Also wurden wir für ein paar Wochen ein Dreiergespann, das zusammenarbeitete – er, ich und der Chef des Pflegeteams. Dabei stellte sich (zumindest für mich) bald heraus, dass es sich bei dem Pflegedienst um einen eher konservativen Kunden handelte.

Zielgruppe waren die Angehörigen von Pflegebedürftigen. Denen sollte auf der Website vermittelt werden, dass sich der Pflegedienst schnell und unbürokratisch um neue Pflegefälle kümmert. Funktionalität und Vertrauen standen ganz oben auf der Wunschliste.
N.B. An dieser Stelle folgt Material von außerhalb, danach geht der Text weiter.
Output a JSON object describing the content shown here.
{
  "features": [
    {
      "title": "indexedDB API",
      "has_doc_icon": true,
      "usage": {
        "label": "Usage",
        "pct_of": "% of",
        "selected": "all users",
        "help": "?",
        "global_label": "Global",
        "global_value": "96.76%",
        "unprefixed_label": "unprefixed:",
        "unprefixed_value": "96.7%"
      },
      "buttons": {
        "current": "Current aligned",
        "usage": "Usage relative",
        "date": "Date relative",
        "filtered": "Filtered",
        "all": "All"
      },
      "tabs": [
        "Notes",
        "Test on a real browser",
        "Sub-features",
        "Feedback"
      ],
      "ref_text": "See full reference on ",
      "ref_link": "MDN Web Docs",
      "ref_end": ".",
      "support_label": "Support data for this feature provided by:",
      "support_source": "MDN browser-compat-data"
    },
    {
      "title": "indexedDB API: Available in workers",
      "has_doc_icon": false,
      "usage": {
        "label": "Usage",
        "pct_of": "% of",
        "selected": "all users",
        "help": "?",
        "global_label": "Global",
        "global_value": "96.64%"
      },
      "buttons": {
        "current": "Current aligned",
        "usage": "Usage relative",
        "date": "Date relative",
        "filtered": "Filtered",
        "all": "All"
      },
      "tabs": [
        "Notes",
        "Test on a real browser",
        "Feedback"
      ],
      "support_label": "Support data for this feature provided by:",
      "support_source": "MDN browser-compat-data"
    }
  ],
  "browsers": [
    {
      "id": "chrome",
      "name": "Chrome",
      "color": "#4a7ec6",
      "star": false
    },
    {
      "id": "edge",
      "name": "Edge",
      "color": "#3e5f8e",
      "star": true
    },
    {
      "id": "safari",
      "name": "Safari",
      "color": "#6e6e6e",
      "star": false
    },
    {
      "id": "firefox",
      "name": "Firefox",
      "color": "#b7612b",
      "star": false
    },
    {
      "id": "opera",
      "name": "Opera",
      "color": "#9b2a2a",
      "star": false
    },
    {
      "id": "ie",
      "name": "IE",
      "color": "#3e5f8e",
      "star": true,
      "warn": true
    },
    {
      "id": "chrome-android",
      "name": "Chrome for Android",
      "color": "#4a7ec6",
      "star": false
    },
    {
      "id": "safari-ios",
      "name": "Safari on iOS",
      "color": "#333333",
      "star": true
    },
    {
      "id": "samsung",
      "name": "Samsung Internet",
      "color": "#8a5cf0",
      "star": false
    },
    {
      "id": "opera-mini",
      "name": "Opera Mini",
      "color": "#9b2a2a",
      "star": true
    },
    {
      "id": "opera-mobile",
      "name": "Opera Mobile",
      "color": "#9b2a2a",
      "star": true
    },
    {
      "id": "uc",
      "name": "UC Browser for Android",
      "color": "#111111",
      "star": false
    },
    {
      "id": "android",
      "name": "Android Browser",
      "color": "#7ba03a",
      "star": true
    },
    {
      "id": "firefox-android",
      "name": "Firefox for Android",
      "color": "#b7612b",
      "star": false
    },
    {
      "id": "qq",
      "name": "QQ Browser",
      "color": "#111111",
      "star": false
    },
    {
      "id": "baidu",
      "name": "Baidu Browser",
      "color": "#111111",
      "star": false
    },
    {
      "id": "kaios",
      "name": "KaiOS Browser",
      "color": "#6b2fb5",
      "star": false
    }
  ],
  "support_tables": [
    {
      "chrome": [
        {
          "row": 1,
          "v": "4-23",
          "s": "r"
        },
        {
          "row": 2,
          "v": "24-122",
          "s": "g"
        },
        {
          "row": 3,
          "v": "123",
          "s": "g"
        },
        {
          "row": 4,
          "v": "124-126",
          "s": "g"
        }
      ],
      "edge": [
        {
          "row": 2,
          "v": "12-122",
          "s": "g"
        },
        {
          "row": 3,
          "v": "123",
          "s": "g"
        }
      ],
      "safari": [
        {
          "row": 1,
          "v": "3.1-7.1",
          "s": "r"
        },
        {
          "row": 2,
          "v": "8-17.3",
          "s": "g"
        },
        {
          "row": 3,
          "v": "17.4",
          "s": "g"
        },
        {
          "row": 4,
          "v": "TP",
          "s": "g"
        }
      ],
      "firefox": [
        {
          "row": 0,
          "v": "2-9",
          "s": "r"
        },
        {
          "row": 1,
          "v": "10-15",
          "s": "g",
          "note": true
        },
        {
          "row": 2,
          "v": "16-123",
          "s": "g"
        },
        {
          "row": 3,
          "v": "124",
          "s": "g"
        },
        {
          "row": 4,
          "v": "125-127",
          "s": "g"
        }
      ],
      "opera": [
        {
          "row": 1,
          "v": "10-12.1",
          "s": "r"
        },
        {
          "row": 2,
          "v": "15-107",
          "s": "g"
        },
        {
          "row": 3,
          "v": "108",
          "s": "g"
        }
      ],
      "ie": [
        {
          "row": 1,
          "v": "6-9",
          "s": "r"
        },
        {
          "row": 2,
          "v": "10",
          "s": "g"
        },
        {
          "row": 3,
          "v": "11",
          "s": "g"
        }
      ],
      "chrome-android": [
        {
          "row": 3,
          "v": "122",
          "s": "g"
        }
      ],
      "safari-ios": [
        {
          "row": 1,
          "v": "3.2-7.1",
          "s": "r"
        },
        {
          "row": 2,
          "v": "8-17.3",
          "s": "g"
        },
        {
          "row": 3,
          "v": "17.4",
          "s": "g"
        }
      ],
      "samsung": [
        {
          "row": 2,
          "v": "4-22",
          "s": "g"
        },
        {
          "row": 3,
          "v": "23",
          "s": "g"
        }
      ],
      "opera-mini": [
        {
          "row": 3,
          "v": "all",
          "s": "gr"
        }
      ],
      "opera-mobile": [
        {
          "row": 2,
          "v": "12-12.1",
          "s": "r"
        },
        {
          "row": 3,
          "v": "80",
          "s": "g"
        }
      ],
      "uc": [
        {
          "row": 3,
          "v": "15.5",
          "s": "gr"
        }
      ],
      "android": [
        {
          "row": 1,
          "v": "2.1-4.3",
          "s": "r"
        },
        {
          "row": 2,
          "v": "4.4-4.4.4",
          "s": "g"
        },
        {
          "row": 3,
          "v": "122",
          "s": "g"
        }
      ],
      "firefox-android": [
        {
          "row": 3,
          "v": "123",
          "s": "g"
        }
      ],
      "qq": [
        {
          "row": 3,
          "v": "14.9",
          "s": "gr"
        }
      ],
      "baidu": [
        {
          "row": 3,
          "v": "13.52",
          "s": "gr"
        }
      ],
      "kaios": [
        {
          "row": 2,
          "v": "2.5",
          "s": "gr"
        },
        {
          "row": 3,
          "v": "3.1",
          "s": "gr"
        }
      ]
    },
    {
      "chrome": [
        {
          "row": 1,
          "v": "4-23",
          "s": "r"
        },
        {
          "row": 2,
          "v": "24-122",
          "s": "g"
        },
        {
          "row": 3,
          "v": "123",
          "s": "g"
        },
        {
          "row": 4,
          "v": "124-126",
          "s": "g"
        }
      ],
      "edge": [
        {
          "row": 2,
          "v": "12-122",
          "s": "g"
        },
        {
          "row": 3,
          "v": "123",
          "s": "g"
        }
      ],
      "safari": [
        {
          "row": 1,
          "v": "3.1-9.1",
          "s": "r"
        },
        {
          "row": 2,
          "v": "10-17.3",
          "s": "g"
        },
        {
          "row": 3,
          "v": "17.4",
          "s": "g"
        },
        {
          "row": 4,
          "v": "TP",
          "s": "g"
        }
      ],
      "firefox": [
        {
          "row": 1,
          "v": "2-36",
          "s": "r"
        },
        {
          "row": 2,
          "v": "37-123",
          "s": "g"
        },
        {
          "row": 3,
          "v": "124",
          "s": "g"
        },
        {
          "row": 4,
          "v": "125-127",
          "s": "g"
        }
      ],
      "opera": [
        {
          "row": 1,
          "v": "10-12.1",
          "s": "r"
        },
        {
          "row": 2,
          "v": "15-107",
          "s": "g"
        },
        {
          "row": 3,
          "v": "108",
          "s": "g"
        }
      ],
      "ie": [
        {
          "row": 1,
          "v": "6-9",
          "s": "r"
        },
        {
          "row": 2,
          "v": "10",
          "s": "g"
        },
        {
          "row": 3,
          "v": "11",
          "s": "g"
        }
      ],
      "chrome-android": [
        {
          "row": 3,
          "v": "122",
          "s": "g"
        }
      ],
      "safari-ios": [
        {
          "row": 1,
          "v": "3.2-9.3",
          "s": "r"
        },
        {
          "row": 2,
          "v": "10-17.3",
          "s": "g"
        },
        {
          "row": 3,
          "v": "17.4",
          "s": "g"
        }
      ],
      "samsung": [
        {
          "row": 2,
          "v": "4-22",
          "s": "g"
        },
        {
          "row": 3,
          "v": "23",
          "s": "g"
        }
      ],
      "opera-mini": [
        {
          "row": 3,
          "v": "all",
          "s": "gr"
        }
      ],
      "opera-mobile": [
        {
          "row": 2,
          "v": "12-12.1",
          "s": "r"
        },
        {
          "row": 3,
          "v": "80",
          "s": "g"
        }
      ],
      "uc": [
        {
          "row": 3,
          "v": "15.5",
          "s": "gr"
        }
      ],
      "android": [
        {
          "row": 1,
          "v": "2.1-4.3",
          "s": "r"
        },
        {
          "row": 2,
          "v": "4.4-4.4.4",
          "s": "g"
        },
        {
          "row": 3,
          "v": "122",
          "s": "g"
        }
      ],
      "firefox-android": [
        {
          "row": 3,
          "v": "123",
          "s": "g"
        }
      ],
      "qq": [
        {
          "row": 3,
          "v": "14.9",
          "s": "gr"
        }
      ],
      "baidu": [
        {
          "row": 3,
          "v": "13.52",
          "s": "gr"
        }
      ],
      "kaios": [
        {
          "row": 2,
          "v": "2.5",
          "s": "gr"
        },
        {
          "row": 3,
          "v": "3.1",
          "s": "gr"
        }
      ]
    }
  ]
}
Aber je länger ich mich mit dem Webdesigner abstimmte, desto deutlicher wurde, dass wir unterschiedliche Vorstellungen von den Texten hatten. Er bat mich öfters um Korrekturen, bevor ich sie final an den Kunden schickte. Hier noch ein bisschen knackiger. Dort weniger Floskeln. Und dieser Call to Action – zu gewöhnlich, das geht auch spannender.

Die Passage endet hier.